До дома Валентины было уж рукой подать, и сестра моя, оказывается, через окно лицезрела совещанье низкосортное наше с юницей.
– А эту не знаю. Кто такова? – удивилась она.
– Поклонница, – ответил я Валентине с усмешкой.
– Где, Савка, отсутствовал? – не отпускала меня оная.
– Работу искал.
– И что же, нашёл?
– Да, кажется.
– Ассенизатором? – сказала сестра, припомнив недавнее моё обещанье.
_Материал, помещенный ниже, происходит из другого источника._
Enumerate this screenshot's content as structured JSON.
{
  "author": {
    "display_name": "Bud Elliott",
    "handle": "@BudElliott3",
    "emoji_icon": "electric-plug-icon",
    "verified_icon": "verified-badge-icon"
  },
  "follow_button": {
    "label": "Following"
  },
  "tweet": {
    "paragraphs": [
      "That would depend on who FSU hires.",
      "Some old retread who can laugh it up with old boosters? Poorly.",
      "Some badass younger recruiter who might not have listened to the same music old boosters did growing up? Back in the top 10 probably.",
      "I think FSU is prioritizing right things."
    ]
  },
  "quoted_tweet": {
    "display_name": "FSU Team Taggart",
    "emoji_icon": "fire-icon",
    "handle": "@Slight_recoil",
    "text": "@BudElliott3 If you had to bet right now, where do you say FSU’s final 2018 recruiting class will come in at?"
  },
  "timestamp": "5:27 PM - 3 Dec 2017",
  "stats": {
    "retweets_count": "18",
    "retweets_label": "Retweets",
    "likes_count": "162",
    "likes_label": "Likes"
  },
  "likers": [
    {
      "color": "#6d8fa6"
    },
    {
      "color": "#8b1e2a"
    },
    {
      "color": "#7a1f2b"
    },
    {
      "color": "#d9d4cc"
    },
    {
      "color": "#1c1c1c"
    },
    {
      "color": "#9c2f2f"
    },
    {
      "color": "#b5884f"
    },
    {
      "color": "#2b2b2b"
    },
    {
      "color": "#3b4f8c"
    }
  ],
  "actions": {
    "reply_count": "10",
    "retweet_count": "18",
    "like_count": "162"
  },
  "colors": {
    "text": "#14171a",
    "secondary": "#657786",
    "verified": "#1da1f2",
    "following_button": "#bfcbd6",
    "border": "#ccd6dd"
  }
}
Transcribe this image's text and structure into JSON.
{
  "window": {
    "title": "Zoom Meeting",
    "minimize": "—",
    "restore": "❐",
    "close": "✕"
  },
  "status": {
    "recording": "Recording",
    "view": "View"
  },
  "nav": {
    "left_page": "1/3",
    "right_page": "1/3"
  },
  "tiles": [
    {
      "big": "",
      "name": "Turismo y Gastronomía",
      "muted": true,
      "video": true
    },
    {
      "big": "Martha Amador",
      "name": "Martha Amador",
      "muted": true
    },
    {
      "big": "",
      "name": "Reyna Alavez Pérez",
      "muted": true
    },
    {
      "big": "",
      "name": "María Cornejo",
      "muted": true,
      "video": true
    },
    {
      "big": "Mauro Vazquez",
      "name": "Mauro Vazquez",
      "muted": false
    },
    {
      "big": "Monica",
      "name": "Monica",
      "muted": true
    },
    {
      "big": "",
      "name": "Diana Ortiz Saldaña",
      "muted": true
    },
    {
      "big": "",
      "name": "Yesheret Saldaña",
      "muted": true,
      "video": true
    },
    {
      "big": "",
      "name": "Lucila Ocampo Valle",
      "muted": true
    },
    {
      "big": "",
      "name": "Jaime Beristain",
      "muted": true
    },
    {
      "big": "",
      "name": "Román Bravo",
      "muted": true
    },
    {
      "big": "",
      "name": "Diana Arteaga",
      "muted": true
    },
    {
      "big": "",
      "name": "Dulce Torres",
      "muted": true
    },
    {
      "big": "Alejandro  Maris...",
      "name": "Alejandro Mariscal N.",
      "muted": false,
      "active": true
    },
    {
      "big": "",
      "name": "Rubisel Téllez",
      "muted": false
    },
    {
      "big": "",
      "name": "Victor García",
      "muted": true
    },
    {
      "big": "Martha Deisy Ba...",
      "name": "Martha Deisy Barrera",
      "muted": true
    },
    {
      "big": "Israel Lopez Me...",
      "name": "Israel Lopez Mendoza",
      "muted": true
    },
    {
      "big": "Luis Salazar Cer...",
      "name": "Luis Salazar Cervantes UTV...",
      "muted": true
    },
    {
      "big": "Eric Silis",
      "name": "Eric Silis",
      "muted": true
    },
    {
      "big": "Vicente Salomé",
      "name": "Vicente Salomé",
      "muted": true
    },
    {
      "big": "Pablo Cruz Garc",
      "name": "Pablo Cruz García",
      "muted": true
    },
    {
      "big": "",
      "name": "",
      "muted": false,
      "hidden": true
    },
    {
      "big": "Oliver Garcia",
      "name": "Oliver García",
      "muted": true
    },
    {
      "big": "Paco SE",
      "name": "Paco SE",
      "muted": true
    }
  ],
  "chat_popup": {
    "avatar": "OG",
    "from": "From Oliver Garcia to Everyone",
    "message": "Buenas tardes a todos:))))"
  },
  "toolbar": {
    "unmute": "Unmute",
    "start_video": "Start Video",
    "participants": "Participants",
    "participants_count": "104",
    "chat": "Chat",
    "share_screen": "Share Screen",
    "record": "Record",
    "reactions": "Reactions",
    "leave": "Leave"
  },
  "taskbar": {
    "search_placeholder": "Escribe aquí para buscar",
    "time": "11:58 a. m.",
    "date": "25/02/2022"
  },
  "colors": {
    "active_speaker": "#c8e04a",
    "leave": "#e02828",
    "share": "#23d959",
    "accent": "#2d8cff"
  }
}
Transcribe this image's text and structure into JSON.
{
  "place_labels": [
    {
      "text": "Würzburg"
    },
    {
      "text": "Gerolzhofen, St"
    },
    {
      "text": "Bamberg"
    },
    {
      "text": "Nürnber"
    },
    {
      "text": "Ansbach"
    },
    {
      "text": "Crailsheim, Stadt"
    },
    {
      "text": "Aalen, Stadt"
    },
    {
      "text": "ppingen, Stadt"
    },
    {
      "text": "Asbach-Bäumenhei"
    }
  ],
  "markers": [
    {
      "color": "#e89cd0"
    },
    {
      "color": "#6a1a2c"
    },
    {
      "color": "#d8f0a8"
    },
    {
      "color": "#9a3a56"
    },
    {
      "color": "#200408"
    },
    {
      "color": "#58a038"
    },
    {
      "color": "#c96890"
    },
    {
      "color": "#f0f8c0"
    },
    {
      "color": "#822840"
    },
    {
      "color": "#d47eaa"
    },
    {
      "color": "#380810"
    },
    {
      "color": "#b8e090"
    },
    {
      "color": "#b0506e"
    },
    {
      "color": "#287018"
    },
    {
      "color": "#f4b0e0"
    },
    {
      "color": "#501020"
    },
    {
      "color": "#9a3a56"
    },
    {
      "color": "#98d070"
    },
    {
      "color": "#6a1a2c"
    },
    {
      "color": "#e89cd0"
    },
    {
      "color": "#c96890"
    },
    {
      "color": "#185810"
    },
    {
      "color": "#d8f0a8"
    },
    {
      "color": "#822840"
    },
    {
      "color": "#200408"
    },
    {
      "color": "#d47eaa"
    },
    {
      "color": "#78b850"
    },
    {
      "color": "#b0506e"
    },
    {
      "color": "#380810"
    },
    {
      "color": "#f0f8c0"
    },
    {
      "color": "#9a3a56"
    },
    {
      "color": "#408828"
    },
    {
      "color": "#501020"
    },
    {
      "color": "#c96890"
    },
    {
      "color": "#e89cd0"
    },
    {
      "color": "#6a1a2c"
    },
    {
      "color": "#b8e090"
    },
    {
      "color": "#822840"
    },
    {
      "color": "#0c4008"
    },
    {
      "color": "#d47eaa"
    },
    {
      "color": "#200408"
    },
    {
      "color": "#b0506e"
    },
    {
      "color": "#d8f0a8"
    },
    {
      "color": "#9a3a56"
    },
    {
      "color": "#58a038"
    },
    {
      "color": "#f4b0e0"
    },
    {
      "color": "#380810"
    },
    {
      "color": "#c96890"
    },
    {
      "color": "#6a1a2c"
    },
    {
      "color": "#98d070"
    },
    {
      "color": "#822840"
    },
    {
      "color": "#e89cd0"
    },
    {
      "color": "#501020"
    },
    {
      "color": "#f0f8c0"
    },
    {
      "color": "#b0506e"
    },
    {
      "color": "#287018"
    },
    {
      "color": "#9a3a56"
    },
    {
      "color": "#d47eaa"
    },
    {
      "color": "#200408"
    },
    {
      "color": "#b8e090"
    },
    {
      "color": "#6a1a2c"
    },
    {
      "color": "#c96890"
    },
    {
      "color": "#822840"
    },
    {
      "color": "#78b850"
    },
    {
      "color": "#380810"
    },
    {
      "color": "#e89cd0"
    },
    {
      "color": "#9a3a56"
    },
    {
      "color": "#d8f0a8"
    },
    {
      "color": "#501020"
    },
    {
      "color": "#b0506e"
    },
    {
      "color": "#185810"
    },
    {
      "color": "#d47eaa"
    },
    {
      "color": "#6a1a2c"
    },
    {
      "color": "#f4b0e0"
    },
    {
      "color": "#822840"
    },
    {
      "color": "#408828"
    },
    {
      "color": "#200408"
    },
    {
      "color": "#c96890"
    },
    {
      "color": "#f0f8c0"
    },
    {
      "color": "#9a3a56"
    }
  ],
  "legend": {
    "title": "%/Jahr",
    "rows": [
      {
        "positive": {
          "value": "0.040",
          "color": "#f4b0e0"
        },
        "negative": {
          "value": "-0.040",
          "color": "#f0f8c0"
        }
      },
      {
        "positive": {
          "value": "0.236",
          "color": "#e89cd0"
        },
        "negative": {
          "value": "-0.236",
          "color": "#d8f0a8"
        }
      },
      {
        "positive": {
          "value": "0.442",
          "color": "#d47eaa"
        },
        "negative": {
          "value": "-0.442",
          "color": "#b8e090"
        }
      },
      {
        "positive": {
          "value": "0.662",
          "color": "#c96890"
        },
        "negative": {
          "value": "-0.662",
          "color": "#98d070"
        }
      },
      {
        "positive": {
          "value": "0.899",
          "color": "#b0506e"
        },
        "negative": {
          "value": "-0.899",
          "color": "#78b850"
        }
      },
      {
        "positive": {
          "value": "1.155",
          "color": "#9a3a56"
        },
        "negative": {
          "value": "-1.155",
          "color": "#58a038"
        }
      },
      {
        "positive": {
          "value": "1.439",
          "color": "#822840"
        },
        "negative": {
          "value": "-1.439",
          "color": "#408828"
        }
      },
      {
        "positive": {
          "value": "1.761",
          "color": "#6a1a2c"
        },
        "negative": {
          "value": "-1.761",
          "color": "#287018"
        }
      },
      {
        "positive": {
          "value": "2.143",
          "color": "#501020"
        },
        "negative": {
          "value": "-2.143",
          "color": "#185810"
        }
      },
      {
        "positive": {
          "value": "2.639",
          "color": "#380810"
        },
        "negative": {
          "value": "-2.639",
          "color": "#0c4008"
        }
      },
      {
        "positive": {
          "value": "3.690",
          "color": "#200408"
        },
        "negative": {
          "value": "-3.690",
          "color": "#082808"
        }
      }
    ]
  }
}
– Худруком в одной частной собственности. А подробней позже сообщу, когда на ноги стану. И ещё я завтра от тебя съеду, наверное. Не век же мне на существованье твоё бремя своекорыстное возлагать и накладывать.
– А кино своё сызнова снимать вознамериваешься? – лишь Валентина спросила и сделала движенье лесной четвероногой куницы.
– Вознамериваюсь.
– О Боже! – с досадою мрачной сказала она.
22
Наутро Олечка с приплодом пришла прежде обычного, едва ушла на автостанцию сестра Валентина. На сей раз не стала глаголить, будто мимо дома моего проходила, отчего и зашла.
– Вы сегодня переезжаете – я помогу собраться, – пообещала она. И, глядя в сторону, разделась донага.
Мне собраться – только перепоясаться. На что мне в том помощь юницы! Приплод присосался к груди материнской многообильной. Я смотрел на наготу юницы пронзительную, не будучи в силах взирать на что-то иное, более тщетное.
Сердце моё стукало. Я в конце концов не молибденовый, а она, плутовка, именно того и добивалась. И, когда Олечка отложила в сторону с его насыщенной утробой приплод, я взял её за руку и молча повёл в свою комнату.
– Возьмите меня по-настоящему, – только шепнула она.
Ничего не поделаешь, я подчинился.
Юница взгромоздилась на колени на постели, я поспешно и упруго вошёл в неё сзади. Так обладал ею. После запрокинул её навзничь и, возлегши сверху, вторгся в оную алчно и повелительно. Долго ли я продержался – бог весть, я времени не различал! Но и когда сорвался со стоном с немыслимой высоты безумного, безудержного желания своего – и тогда не остановился я: ибо настал черёд любовной пальпации, чрезвычайного осязания, поиска самых укромных, чувствительных мест, и вот уж билась и стонала юница, выгибаясь тугим луком, срываясь вострой стрелой.
Сытый приплод в ином помещении, обременённый пустой соской и глядевший микроскопическим идиотиком, терпеливо нас дожидался, ни разу не вякнувши. Спасибо тебе за терпенье, приплод многожизненный и первозванный!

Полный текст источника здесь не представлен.